DNAというデジタルデータ(情報の物質化)
今や耳にしない日はないほどに「デジタル」という言葉は広く使われている。しかし「デジタルとは何か?」と問われると、多くの人は答えに窮するのではないだろうか。たとえば、IT(Information Technology:情報技術)やコンピュータを連想して、「デジタル=IT、コンピュータ」と答えてしまいたくなるかもしれない。
いま『生命はデジタルでできている 情報から見た新しい生命像』という書籍を読み進めているけれども「生命はデジタルでできている」という表題は、「デジタル=IT、コンピュータ」というイメージを壊すのに十分だと思う。「生命とは何か?」という細かい話は一旦横においても、まずなにより人である私自身は"有機的"な生命体なわけで、デジタルという言葉の"無機的"な印象は先入観や思い込みに過ぎないのかもしれないと思えてくる。
本書からいくつか言葉を引きながら、デジタルという言葉の奥行きを知り、先入観や思い込みが外れてゆく過程を分かちあえたらと思う。

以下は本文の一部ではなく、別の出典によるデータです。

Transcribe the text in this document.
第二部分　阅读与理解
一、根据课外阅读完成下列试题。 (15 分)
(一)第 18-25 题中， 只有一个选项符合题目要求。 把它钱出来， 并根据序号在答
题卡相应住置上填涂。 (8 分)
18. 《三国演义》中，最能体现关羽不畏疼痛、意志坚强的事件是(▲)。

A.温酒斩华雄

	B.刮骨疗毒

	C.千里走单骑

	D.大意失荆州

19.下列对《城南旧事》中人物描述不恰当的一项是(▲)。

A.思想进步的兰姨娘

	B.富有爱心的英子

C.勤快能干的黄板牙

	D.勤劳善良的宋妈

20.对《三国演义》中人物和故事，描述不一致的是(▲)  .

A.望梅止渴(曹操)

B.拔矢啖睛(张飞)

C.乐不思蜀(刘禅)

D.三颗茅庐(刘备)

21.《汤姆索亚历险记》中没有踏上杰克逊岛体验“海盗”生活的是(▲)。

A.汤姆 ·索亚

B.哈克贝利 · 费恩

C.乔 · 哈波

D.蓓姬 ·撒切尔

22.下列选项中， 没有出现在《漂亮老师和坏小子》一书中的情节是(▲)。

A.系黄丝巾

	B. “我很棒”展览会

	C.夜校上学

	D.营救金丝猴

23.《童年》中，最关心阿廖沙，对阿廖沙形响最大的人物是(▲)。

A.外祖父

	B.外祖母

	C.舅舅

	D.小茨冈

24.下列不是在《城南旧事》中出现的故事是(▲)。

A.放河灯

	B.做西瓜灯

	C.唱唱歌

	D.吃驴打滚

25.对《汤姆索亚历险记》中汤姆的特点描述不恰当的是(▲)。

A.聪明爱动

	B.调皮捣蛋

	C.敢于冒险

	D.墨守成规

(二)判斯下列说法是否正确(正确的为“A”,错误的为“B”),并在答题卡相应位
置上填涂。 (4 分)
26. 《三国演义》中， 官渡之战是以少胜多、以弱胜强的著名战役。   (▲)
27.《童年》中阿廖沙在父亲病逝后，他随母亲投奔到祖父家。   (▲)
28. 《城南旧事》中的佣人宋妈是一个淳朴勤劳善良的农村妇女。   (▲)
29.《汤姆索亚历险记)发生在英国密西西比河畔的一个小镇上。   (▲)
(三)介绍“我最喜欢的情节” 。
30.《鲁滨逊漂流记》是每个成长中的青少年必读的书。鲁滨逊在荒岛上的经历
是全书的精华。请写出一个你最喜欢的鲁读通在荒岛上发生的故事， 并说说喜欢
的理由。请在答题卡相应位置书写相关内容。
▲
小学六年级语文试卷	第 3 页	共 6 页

まず「セントラルドグマ」という言葉が登場する。なんとも言えない重厚な響きを持つ言葉である。「セントラル(central)」とは「中心的な」という意味で、「ドグマ(dogma)」は宗教や宗派における「教義」を表すため、セントラルドグマは「中心的な教義」となる。
あらゆる生物は「ATGC」という四種類の核酸がつながった「分子」を共通して持っているとされる。分子は「物質」であるから、生物は「ATGC」の並びで構成されていると捉えられる。実際には「リアルな」物質だけれど、「ATGC」という「記号」の並びに変換できるところがじつに興味深い。
そして、DNAつまり「ATGC」の配列が生物の形や機能、生存までを決めているというのは驚くばかり。ごく微小なサイズの生物であっても、その在り方や成長のプロセスは最初から「設計」されている。
たとえば、ごく小さな種から大木が育つとして、大木としての情報が全て種の中に詰まっている。情報が「圧縮されている」とも言えるかもしれない。分子という「リアルな」物質の並びに「情報」が圧縮されて詰まっている。この辺からリアルな世界の「デジタルっぽさ」を感じ始めた。
「A、T、G、Cという四種類の記号の並びで記録されたデジタルデータ」がDNAであり、このデータを読み出して生物は実際に形を成している。情報が物質化され、生命が出来上がっていくのだと直感した。「情報の物質化」という考え方を通して「デジタル」という言葉の奥行きを感じることができるかもしれない。そんな期待を胸に、DNAというデジタルデータの読み出し方の理解を深めていきたい。